Hablar en privado o ante el grupo
que te adula resulta fácil y es reconfortante para los egos. Pero hablar <en
público> y <para el público> es otra cosa mucho más seria. La
democracia presupone estar asistidos de un elenco de derechos fundamentales. El
contar sin ataduras lo que el público necesita saber de sus gobernantes y sus
políticas, y de los mercados y sus bacanales especulativas, constituye por sí
mismo piedra angular del sistema. Este derecho, en realidad, es un noble oficio,
porque tiene por vocación servir a los demás sin mentirles. Este oficio se
llama periodismo.
La crisis es tan sucia porque
también está cubriendo de pesar a los profesionales de la comunicación. Nadie está
a salvo de esta guerra atroz que el ser humano viene librando desde sus
albores: la de alcanzar un modo de convivencia donde el hambre y la necesidad
ajenas sean un mal recuerdo, y la libertad de expresión fiel reflejo del
pensamiento y la acción de hombres y mujeres maduros.
Nunca como hasta ahora os debemos
cuidar, periodistas. Porque nunca como antes en nuestra milagrosa,
contradictoria y sufriente historia hemos necesitado tanto conocer las razones desnudas
que nos han conducido a las puertas de un abismo. En la era de internet, las
pantallas táctiles y los testimonios fugaces y superfluos, todavía precisamos del
tesón del reportero, de su perspicacia, su voz y su entrega.
Periodistas, habéis denunciado
con valentía, autocrítica y dignidad que el paro forzoso también os golpea
duramente. Habéis mostrado al público que también sois trabajadores expuestos a
los ensañamientos que provienen de una cultura en proceso de decadencia, pero
solemnizada mediante una legislación hostil que no hace distingos entre
sectores de actividad, por productivos que sean y sea cual sea el valor
intangible que añaden a la cohesión social y al progreso de los pueblos.

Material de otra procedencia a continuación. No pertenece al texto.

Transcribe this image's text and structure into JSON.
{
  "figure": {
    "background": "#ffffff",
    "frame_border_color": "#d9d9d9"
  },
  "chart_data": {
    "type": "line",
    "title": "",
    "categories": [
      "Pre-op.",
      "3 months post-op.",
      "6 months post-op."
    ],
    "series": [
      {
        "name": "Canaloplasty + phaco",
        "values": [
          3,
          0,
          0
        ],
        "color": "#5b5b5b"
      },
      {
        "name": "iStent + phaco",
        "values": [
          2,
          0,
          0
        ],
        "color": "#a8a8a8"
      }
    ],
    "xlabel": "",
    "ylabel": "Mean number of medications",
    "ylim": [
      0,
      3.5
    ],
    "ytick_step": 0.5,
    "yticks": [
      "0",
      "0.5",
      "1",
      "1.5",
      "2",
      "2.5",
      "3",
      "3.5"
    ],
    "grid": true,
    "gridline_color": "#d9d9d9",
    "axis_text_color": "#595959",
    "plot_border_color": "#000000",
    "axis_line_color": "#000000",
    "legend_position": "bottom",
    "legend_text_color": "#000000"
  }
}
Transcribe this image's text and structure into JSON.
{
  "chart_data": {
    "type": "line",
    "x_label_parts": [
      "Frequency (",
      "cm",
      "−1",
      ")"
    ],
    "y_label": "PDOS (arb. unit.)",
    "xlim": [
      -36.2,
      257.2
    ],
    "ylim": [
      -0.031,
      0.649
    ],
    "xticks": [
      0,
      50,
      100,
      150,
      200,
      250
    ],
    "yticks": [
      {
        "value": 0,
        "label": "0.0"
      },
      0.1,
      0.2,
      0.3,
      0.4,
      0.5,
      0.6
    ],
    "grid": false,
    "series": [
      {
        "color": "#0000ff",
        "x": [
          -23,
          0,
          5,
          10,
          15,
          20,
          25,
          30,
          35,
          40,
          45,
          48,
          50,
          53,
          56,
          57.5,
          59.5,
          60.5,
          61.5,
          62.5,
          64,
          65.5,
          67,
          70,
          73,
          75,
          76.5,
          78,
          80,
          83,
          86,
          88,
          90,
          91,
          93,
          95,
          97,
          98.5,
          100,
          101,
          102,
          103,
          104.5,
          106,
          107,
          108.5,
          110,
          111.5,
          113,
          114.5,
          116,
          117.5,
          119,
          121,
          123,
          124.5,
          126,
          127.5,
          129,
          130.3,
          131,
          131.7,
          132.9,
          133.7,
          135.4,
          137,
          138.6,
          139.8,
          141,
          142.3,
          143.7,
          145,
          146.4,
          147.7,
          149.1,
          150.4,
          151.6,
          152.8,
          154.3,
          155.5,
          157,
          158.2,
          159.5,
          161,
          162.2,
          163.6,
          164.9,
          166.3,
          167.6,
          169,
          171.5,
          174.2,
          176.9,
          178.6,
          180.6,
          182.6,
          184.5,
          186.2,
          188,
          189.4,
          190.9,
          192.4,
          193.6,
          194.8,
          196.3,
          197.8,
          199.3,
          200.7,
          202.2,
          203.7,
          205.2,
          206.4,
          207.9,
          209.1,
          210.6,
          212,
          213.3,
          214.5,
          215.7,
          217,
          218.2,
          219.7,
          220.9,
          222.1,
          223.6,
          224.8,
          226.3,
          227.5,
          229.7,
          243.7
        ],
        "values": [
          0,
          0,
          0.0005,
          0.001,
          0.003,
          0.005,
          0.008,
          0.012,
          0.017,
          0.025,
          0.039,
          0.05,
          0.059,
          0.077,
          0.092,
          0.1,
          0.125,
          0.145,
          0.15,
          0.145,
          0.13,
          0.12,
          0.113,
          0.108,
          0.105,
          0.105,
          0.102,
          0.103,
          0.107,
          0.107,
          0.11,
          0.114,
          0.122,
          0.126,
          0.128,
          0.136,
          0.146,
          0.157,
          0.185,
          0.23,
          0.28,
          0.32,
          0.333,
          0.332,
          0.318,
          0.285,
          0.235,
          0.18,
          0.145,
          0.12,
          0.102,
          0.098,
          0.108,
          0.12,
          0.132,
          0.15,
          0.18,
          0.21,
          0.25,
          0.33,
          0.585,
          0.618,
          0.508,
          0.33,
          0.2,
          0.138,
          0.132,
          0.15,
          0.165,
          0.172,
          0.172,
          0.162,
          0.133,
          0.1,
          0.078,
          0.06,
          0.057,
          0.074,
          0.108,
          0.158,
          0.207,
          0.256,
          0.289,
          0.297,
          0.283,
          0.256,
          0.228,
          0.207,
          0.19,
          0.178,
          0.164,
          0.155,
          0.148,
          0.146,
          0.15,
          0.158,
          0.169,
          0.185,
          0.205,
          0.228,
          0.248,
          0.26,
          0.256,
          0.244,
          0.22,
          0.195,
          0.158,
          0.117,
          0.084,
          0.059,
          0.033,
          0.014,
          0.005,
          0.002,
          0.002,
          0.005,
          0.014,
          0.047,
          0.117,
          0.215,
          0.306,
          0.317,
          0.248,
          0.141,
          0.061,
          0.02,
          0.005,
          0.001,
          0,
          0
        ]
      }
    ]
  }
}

Así pues, periodistas, os pido,
con la humildad y el respeto de alguien que no se siente nada lejos de
vosotros, que la denuncia no se quede únicamente en señalar vuestra fragilidad
ante un sistema neurótico que devora cuanto halla a su paso. Pues frágiles, en
tales condiciones precarias de subsistencia, somos todos. Incluso los que
mandan, o creen mandar.
Os pido que vuestra denuncia se
fundamente en la cuantiosa fe que ha de calar en la palabra cuando se trata de
la verdad y de su complejo desvelo. Cada vez más, los que estamos al otro lado de
la noticia, pero tan inmersos en ella, vamos necesitando menos sensacionalismos
y servidumbres, y mayor rigor intelectual, autonomía y objetividad, tarea nada cómoda
sin duda, incluso arriesgada, pero no imposible. Cada vez más será ineludible
que el periodista se comprometa, no con sus inclinaciones ideológicas
personales, los volátiles índices de audiencia o el estrellato inútil, sino con
la democracia genuina, porque la democracia es el bien que se encuentra en verdadero
peligro y poniéndonos en peligro a todos.